Alien: Romulus
Just as Kingdom of the Planet of the Apes was the first Planet of the Apes entry since Disney bought 20th Century Fox, Alien: Romulus is the first Aliens film under the House of Mouse. An interquel set between Ridley Scott’s (House of Gucci, Gladiator II) Alien and James Cameron’s (Pirahna II: The Spawning, True Lies) Aliens, Alien: Romulus is a warmed-over greatest hits repackaging featuring everyone’s favorite phallic xenomorph with enough interesting moments to make it the most memorable in the series since Prometheus.
Sick of struggling on the streets, Rain (Cailee Spaeny) and her android buddy Andy (David Jonsson) join a group of ruffians to pillage a derelict space station for derelict cargo. However, they discover the cargo to be a bit more dangerous than what they expected.
Being the seventh mainstream film in the series (ninth if you count the Aliens vs.
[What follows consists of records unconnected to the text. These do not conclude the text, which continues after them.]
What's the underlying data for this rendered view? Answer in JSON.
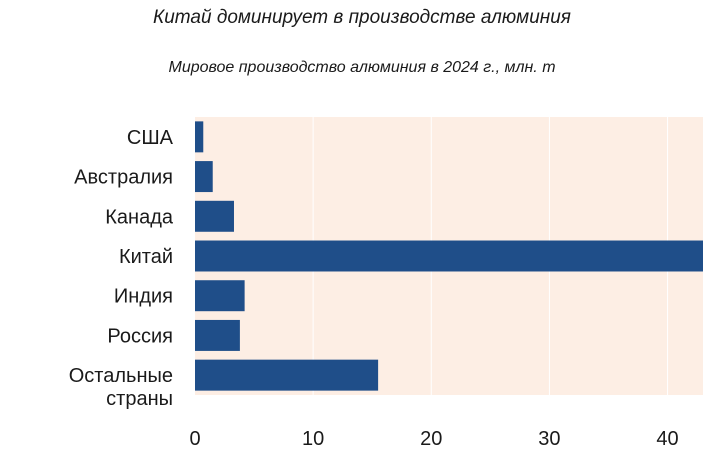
{
  "chart_data": {
    "type": "bar",
    "orientation": "horizontal",
    "title": "Китай доминирует в производстве алюминия",
    "subtitle": "Мировое производство алюминия в 2024 г., млн. т",
    "categories": [
      "США",
      "Австралия",
      "Канада",
      "Китай",
      "Индия",
      "Россия",
      [
        "Остальные",
        "страны"
      ]
    ],
    "values": [
      0.7,
      1.5,
      3.3,
      43,
      4.2,
      3.8,
      15.5
    ],
    "xlim": [
      0,
      43
    ],
    "xticks": [
      0,
      10,
      20,
      30,
      40
    ],
    "grid": true,
    "colors": {
      "bar": "#1f4e89",
      "plot_background": "#fdeee4",
      "grid": "#ffffff"
    }
  }
}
Predator motion pictures as part of the Alien franchise), Alien: Romulus repeats a lot of the expected beats. Not unlike Beverly Hills Cop: Axel Foley, it leans too hard on callbacks to the past film. Several iconic lines are quotes and notable camera moves are imitated.
Despite all this, Alien: Romulus improves as it goes along. David Jonsson is astounding as an evolving android who has really strong screen presence, so much so that it makes the other actors’ performances come off as weaker. Jonsson’s delivery (stuttering at first and later more crisp and confident) and body language (somehow both empathetic and robotic) makes one wish he were the main character in the movie.
Although intended as a standalone movie that also works as an entry point to new viewers (it’s unclear if it’s setting up a trilogy or not, although we’re getting an unrelated Hulu series titled Alien: Earth in 2025), the constant hammering of notes (literally, in the case of the score) from every film in the franchise gets rather tiresome.
The special effects, a mixture of practical and CG, are sometimes as appalling as the worst stuff in The Flash. A reveal towards the end of the film turns what’s supposed to be a mysterious and scary moment into an outright laughfest. Still, many of the action and suspense sequences are inventive, and it goes full circle with the series in a way that never seems contrived.
A mixed bag that somehow manages to be above average in spite of itself, Alien: Romulus has moments in space where you may scream, but you might not remember too much afterwards.
Alien: Romulus is now playing in theaters.